Avergonzado por no saber la respuesta,
fuíme de allí con rapidez.
-Iré a Palacio por noticias- dije, ya
fablando como si alguien estuviera junto.
Al bajar por la calle principal, un
rumor de cien mares encerrados en cien caracoles marinos invadió mis oídos, y a
medida que avanzaba aumentado que hubo el número de mares y también el de
caracoles. Al tornar la última calle mis ojos se negaron creer lo que veían.

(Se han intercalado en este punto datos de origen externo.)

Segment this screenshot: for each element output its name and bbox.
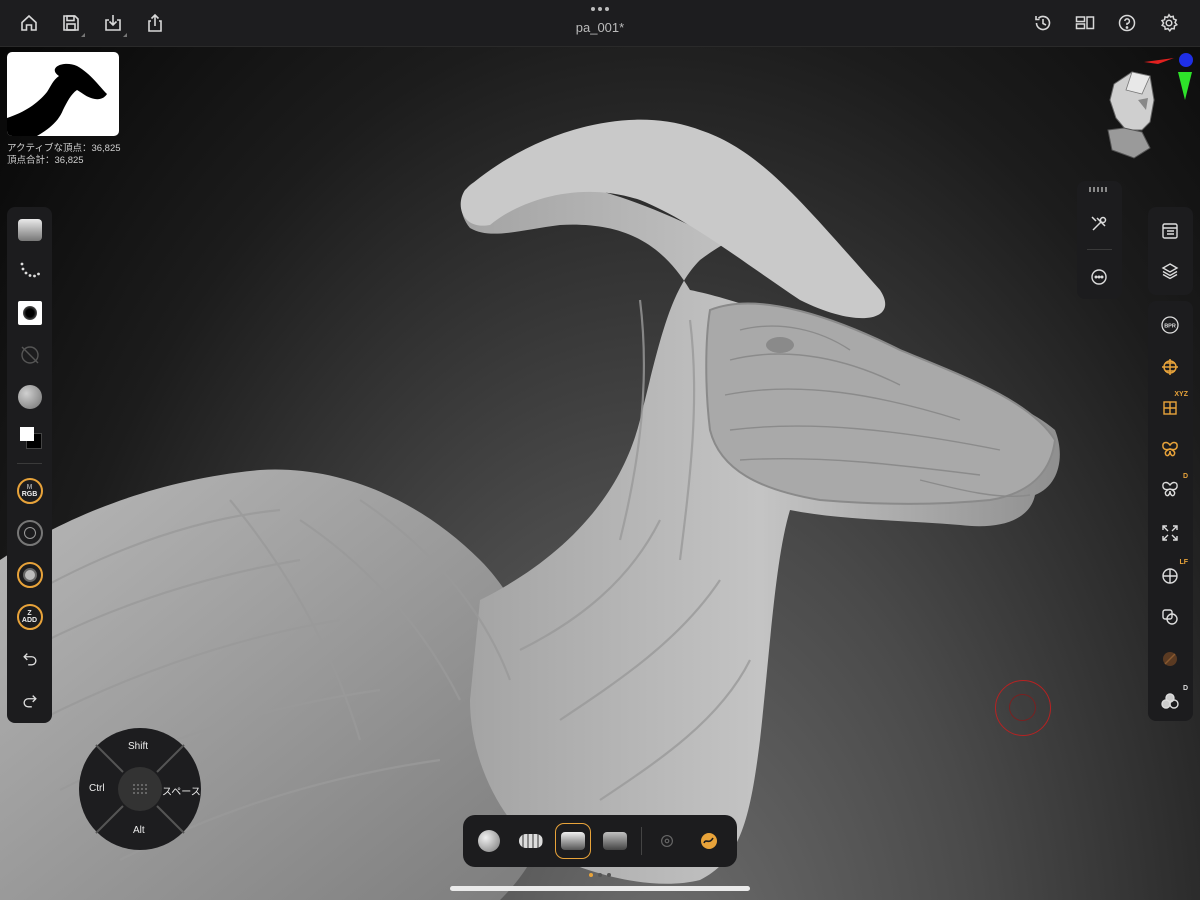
symmetry-butterfly-icon[interactable] bbox=[1148, 431, 1192, 467]
x-axis-red bbox=[1144, 58, 1174, 64]
symmetry-d-badge: D bbox=[1182, 473, 1188, 480]
symmetry-axis-icon[interactable]: XYZ bbox=[1148, 389, 1192, 425]
total-vertices-text: 頂点合計：36,825 bbox=[7, 155, 84, 166]
color-swatch-icon[interactable] bbox=[7, 419, 52, 455]
tool-panel bbox=[1077, 181, 1122, 299]
rgb-intensity-icon[interactable] bbox=[7, 515, 52, 551]
layers-icon[interactable] bbox=[1148, 253, 1192, 289]
clay-brush-icon[interactable] bbox=[513, 823, 549, 859]
drag-handle[interactable] bbox=[1089, 187, 1109, 192]
layout-icon[interactable] bbox=[1070, 8, 1100, 38]
more-options-icon[interactable] bbox=[1077, 259, 1121, 295]
more-dots-icon[interactable] bbox=[585, 2, 615, 16]
z-add-button[interactable]: Z ADD bbox=[7, 599, 52, 635]
left-toolbar: M RGB Z ADD bbox=[7, 207, 52, 723]
home-indicator[interactable] bbox=[450, 886, 750, 891]
tools-icon[interactable] bbox=[1077, 206, 1121, 242]
snakehook-brush-icon[interactable] bbox=[471, 823, 507, 859]
brush-preview-icon[interactable] bbox=[7, 212, 52, 248]
properties-icon[interactable] bbox=[1148, 213, 1192, 249]
stroke-icon[interactable] bbox=[7, 253, 52, 289]
dyn-d-badge: D bbox=[1182, 685, 1188, 692]
divider bbox=[641, 827, 642, 855]
alpha-icon[interactable] bbox=[7, 295, 52, 331]
bpr-render-icon[interactable]: BPR bbox=[1148, 307, 1192, 343]
top-bar: pa_001* bbox=[0, 0, 1200, 47]
document-title: pa_001* bbox=[575, 20, 625, 35]
z-mode-top-label: Z bbox=[27, 610, 32, 617]
xyz-badge: XYZ bbox=[1174, 391, 1188, 398]
smooth-brush-icon[interactable] bbox=[649, 823, 685, 859]
right-top-panel bbox=[1148, 207, 1193, 295]
undo-icon[interactable] bbox=[7, 641, 52, 677]
divider bbox=[1087, 249, 1112, 250]
grid-floor-icon[interactable] bbox=[1148, 349, 1192, 385]
mask-brush-icon[interactable] bbox=[691, 823, 727, 859]
texture-off-icon[interactable] bbox=[7, 337, 52, 373]
active-vertices-text: アクティブな頂点：36,825 bbox=[7, 143, 121, 154]
z-mode-label: ADD bbox=[21, 617, 38, 624]
page-indicator bbox=[585, 873, 615, 879]
brush-cursor bbox=[995, 680, 1051, 736]
divider bbox=[17, 463, 42, 464]
shift-key[interactable]: Shift bbox=[128, 741, 148, 752]
ctrl-key[interactable]: Ctrl bbox=[89, 783, 105, 794]
local-symmetry-icon[interactable]: D bbox=[1148, 471, 1192, 507]
model-thumbnail[interactable] bbox=[7, 52, 119, 136]
modifier-pad[interactable]: Shift Ctrl スペース Alt bbox=[78, 727, 202, 851]
right-main-panel: BPR XYZ D LF D bbox=[1148, 301, 1193, 721]
fit-view-icon[interactable] bbox=[1148, 515, 1192, 551]
redo-icon[interactable] bbox=[7, 683, 52, 719]
solo-icon[interactable] bbox=[1148, 641, 1192, 677]
brush-palette bbox=[463, 815, 737, 867]
move-brush-icon[interactable] bbox=[597, 823, 633, 859]
dynamic-subdiv-icon[interactable]: D bbox=[1148, 683, 1192, 719]
rgb-mode-label: RGB bbox=[21, 491, 38, 498]
vertex-stats: アクティブな頂点：36,825 頂点合計：36,825 bbox=[7, 143, 121, 167]
settings-icon[interactable] bbox=[1154, 8, 1184, 38]
polyframe-icon[interactable]: LF bbox=[1148, 557, 1192, 593]
help-icon[interactable] bbox=[1112, 8, 1142, 38]
rgb-mode-button[interactable]: M RGB bbox=[7, 473, 52, 509]
draw-intensity-icon[interactable] bbox=[7, 557, 52, 593]
lf-badge: LF bbox=[1179, 559, 1188, 566]
navigation-gizmo[interactable] bbox=[1094, 50, 1198, 160]
material-icon[interactable] bbox=[7, 379, 52, 415]
alt-key[interactable]: Alt bbox=[133, 825, 145, 836]
history-icon[interactable] bbox=[1028, 8, 1058, 38]
rgb-mode-top-label: M bbox=[26, 484, 33, 491]
svg-text:BPR: BPR bbox=[1164, 323, 1176, 329]
standard-brush-icon[interactable] bbox=[555, 823, 591, 859]
transparency-icon[interactable] bbox=[1148, 599, 1192, 635]
space-key[interactable]: スペース bbox=[162, 783, 201, 798]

Detúveme entonces y restreguélos con energía, maldiciendo la pésima luz de las
velas que iluminaban mi scriptorium. Deberé hacer como el Gran Leonardo –pensé-
y colocar varias candelas en mi sombrero.
Abierto y desarrugado que hube mis
párpados, vi que no soñaba, y que el rumor de mares encaracolados provocábalo
la multitud que henchía las paredes de palacio. Imaginéme por un instante las
enormes puertas reventando y pariendo un río de gentes a la calle.
Todos los habitantes de la aldea estaban
allí… entonces mi curiosidad fue mas fuerte que la prudencia y empujé
haciéndome lugar en medio del gentío, que vociferaba mientras lanzábanse
pergaminos y antiguos documentos, riendo cuando alguno acertaba cortarlos con
la espada.
Procurando que esa locura no me
contagiara, averiguar pude entonces que todos los habitantes de la Aldea habían sido
contratados como miembros de palacio, y que el Señor feudal asignado que había
nuevos gobernantes antes de retirarse a su campestre residencia de los pequeños
caballitos. Los antiguos Nobles habían escapado con sus pertenencias (las del
pueblo) y el único que no pudo hacerlo fue Alex Unvago, quien en un error de
cálculo (otro) supuso que podía dominar la multitud y reinar sobre ellos
(siglos después se diría “de facto”), asunto que no fue así porque la
turbamulta colgólo del techo de palacio cumpliéndole sin pretenderlo su sueño
de volar.
Descubrí además que el tahonero estaba a
cargo de controlar las vides de palacio; que el bodeguero ocuparíase de las
mieses y de hacer moler el trigo. Que los venteros organizarían los actos
culturales, que la Dama
de la rueca estaría a cargo de las finanzas, que el Abad controlaría el
tránsito de los carruajes, y que el mendigo ciego estaría al timón de la nave
oficial, el “Zor-ikulo 1” .
Enterado de esos asuntos fuíme mas
tranquilo. Las cosas en la pequeña comarca serían diferentes.
Moraleja:
Lo cantaría siglos después un juglar de
voz muy entonada: “el que no cambia todo, no cambia nada”.